• Chapitre 15 •
''Faire confiance à la vie. Oser y croire. Et rallumer les étoiles. Une à une s'il le faut.''
Elora Maisie
- Qui est mon père ?
- Ma chérie... On en a déjà parlé de nombreuses fois et je n'ai pas changé d'avis. Il n'y a aucun intérêt à ce que tu connaisses cet homme, il n'est que celui qui t'a créée, il n'a jamais été là pour toi.
- Maman, je suis grande maintenant. J'ai l'âge de comprendre. Donc quoi qu'il ait fait, qui qu'il soit, dis moi.

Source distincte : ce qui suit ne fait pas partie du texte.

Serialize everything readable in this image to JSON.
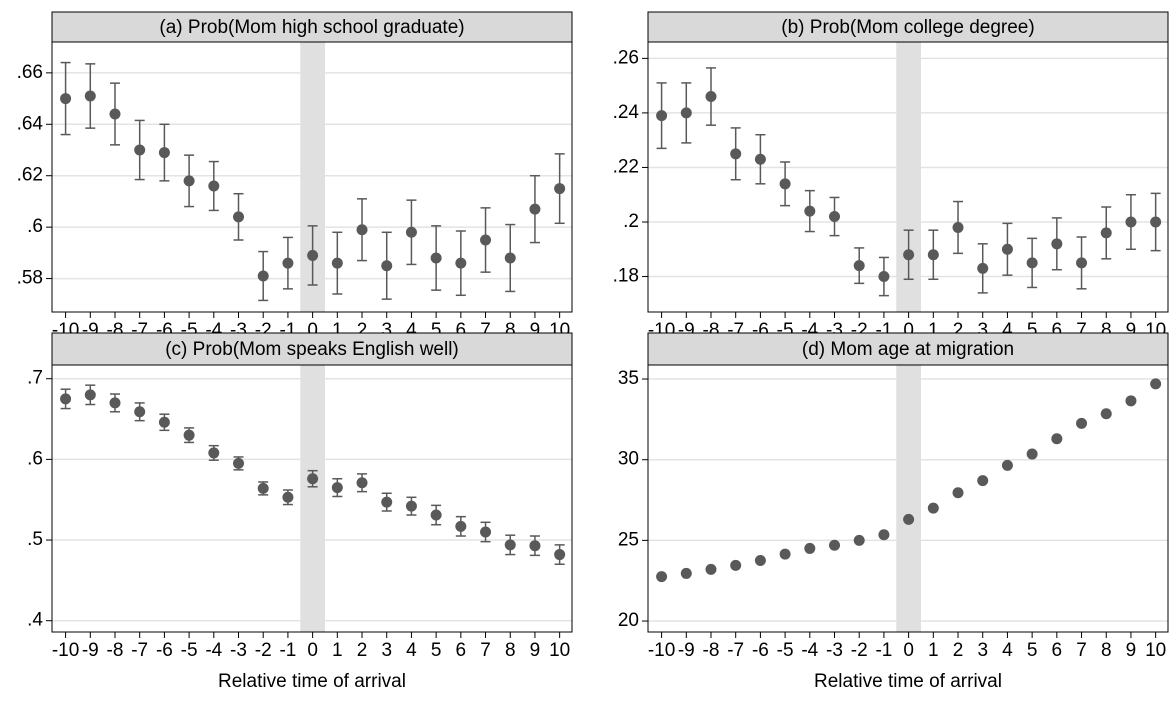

- Non. Et c'est non négociable.
- Tu es vraiment qu'une égoïste ! T'as pas le droit de me faire ça, t'entends ? T'as pas le droit de me laisser dans d'ignorance comme ça. J'ai besoin de savoir d'où je viens maman. J'ai BESOIN ! Tu peux comprendre ça ? Ah bah non, c'est vrai, t'es bien trop bornée pour écouter ce que ressente les autres !
Je suis désormais debout, face à ma mère toujours assise sur le canapé en cuir. Je m'emporte, lui criant presque dessus tandis que des larmes de rage me montent aux yeux. Je ne comprends pas pourquoi elle agit comme ça, pourquoi elle tient tant à me cacher l'existence de cet homme. Quoi qu'il ait fait, je veux le retrouver. Savoir. Comprendre. Et juger par moi même.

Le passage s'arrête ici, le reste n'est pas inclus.